The Earth, the City, and the Hidden Narrative of Race by Carl Anthony is officially launched in the world today, and I am holding a copy in my hand at last. Over a period of 10+ years I collaborated with Carl to help midwife his legacy book into being, one of the most meaningful editorial projects I have worked on.
Carl is an African-American architect, regional planner, and environmental justice pioneer. A lifelong activist and an insatiable learner, he has worked full-on for change while connecting the dots of history, urban policy, cosmology, race, identity, and his unique and fascinating lived experiences. Carl has much insight to share.
Some months back as the manuscript was nearly finalized, we looked back on the book-writing journey. An edited version follows of his reflections.
Carl Anthony: Throughout my life, and in writing my book The Earth, the City, and the Hidden Narrative of Race, I have been exploring how to live and be in this ever-changing world. As an African American, I have both the benefit and the liability of being rooted in a richly layered yet challenging history, much of which has been buried from view. I have been trying to uncover that history, bring visibility to things that had been hidden, and make sense of parts of myself that had been not been within my awareness.
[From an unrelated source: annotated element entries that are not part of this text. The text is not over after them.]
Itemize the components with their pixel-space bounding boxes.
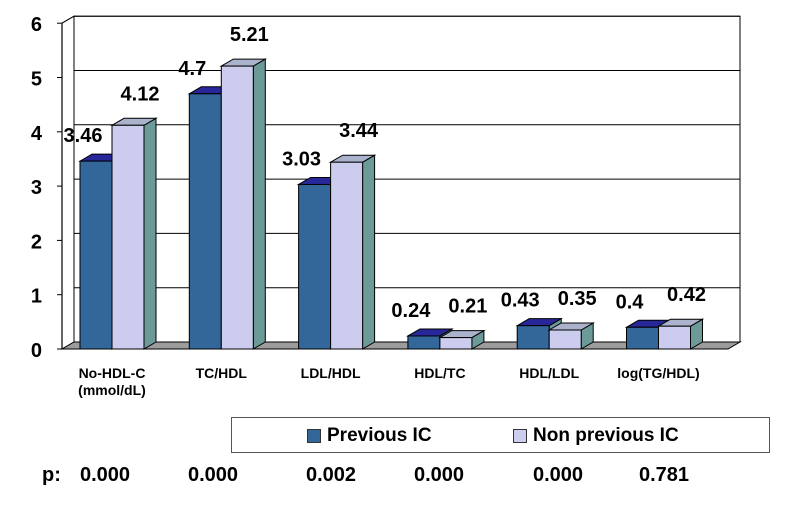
p-value: 0.000 — [533, 464, 584, 486]
bar — [79, 160, 113, 350]
data-label: 5.21 — [230, 24, 269, 46]
legend-swatch-non-previous-ic — [513, 429, 527, 443]
x-tick-label: log(TG/HDL) — [617, 365, 699, 381]
data-label: 0.42 — [667, 284, 706, 306]
y-tick-label: 4 — [31, 123, 43, 145]
legend-item-non-previous-ic: Non previous IC — [513, 425, 679, 447]
x-tick-label: TC/HDL — [196, 365, 248, 381]
y-tick-label: 3 — [31, 177, 42, 199]
data-label: 0.24 — [391, 300, 431, 322]
x-tick-label: HDL/TC — [414, 365, 465, 381]
bar-chart: 0 1 2 3 4 5 6 3.46 4.12 No-HDL-C(mmol/dL) 4.7 5.21 T… — [31, 14, 742, 398]
data-label: 0.35 — [558, 288, 597, 310]
legend-label-previous-ic: Previous IC — [327, 425, 432, 446]
plot-side-wall — [61, 15, 75, 350]
data-label: 3.44 — [339, 120, 379, 142]
bar — [658, 325, 691, 350]
data-label: 0.43 — [501, 290, 540, 312]
y-tick-label: 0 — [31, 340, 42, 362]
y-tick-label: 1 — [31, 286, 42, 308]
data-label: 4.7 — [178, 58, 206, 80]
data-label: 3.03 — [282, 148, 321, 170]
x-tick-label: (mmol/dL) — [78, 382, 146, 398]
p-value: 0.000 — [80, 464, 131, 486]
p-value: 0.002 — [306, 464, 357, 486]
bar — [548, 329, 582, 350]
bar — [220, 65, 254, 350]
y-tick-label: 6 — [31, 14, 42, 36]
bar — [626, 326, 659, 350]
bar — [111, 124, 145, 350]
data-label: 4.12 — [121, 83, 160, 105]
bar-side — [362, 154, 376, 350]
y-tick-label: 2 — [31, 231, 42, 253]
bar-side — [252, 58, 266, 350]
p-value: 0.000 — [414, 464, 465, 486]
bar-side — [143, 117, 157, 350]
x-tick-label: HDL/LDL — [519, 365, 579, 381]
legend: Previous IC Non previous IC — [231, 417, 770, 453]
bar — [330, 161, 364, 350]
bar — [407, 335, 441, 350]
bar — [298, 183, 332, 350]
bar — [439, 337, 473, 350]
p-value-label: p: — [42, 464, 61, 486]
data-label: 3.46 — [64, 125, 103, 147]
legend-label-non-previous-ic: Non previous IC — [533, 425, 679, 446]
p-value-row: p: 0.000 0.000 0.002 0.000 0.000 0.781 — [0, 464, 786, 494]
legend-swatch-previous-ic — [307, 429, 321, 443]
x-tick-label: LDL/HDL — [301, 365, 361, 381]
p-value: 0.781 — [639, 464, 690, 486]
legend-item-previous-ic: Previous IC — [307, 425, 432, 447]
data-label: 0.21 — [448, 296, 487, 318]
x-tick-label: No-HDL-C — [79, 365, 146, 381]
bar — [516, 325, 550, 350]
bar — [188, 93, 222, 350]
y-tick-label: 5 — [31, 69, 42, 91]
p-value: 0.000 — [188, 464, 239, 486]
data-label: 0.4 — [616, 291, 645, 313]
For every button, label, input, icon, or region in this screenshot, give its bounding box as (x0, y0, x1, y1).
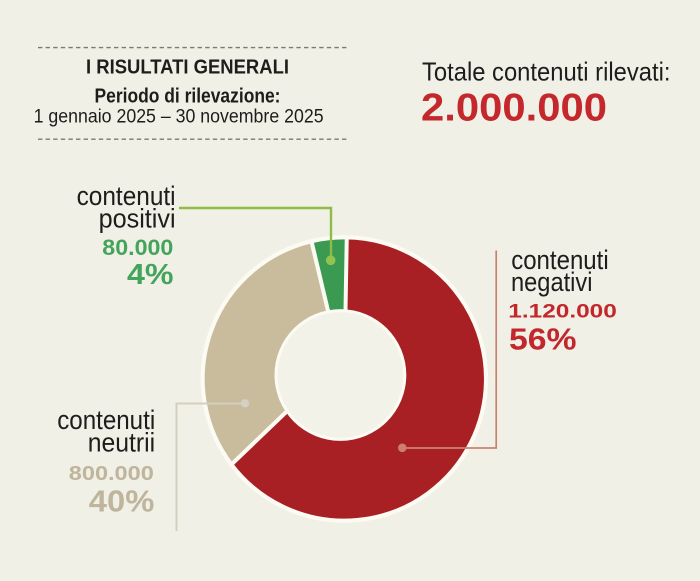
svg-text:2.000.000: 2.000.000 (421, 87, 607, 130)
svg-text:neutrii: neutrii (88, 428, 156, 458)
svg-text:40%: 40% (89, 483, 155, 518)
svg-text:Totale contenuti rilevati:: Totale contenuti rilevati: (422, 57, 671, 87)
svg-text:I RISULTATI GENERALI: I RISULTATI GENERALI (86, 56, 289, 78)
svg-text:4%: 4% (127, 259, 174, 291)
svg-text:contenuti: contenuti (57, 405, 155, 435)
svg-text:positivi: positivi (99, 204, 176, 234)
svg-text:800.000: 800.000 (69, 463, 154, 485)
svg-text:Periodo di rilevazione:: Periodo di rilevazione: (95, 86, 281, 108)
svg-text:56%: 56% (509, 321, 577, 356)
svg-text:negativi: negativi (511, 267, 593, 297)
svg-text:80.000: 80.000 (102, 235, 173, 260)
svg-text:contenuti: contenuti (511, 245, 609, 275)
svg-text:1.120.000: 1.120.000 (508, 302, 617, 323)
svg-text:contenuti: contenuti (77, 181, 176, 211)
svg-text:1 gennaio 2025 – 30 novembre 2: 1 gennaio 2025 – 30 novembre 2025 (34, 106, 324, 127)
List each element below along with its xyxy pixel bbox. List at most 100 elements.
As a boy growing up, I was deeply impressed by how William Penn had laid out the parks and streets and trees in my home town of Philadelphia. Then as I grew older I added to my understanding of William Penn the knowledge that he had kept slaves and his father had become enormously rich as a consequence of the slave trade. I needed to take the original story and fill in the gaps and place it in a larger context that had been hidden from my view.
I think the question is, whoever you are, can you drill down to the source? To understand your origins is a way of understanding and being present to who you are now.
I feel that one of my most important contributions as an African American has been to hold the whole story of the journey of African Americans—from the origins of humanity to the sustainability revolution—in a single story.
Alongside all the things that are in a constant state of change and flux, the universe is a system that provides “text without context,” as Thomas Berry said. It is changing, although not in a relative sense. The North Star will be in the north long after I am gone. Getting my bearings in this larger framework of the universe has given me something to work with.
To explore one’s origins isn’t so much about trying to see how different you are or how unique your experience has been. It is more about, as James Baldwin said, “Know from whence you came, and there is no limit to where you can go.”
A process of continual change is happening all the time. The question is, how and when do we wake up to it, and how do we adjust to it?
Both understanding the past and looking to the future are useful aids for navigating the present. A constant effort to reach within and find guiding principles will serve us well as we continue to navigate these currents of change.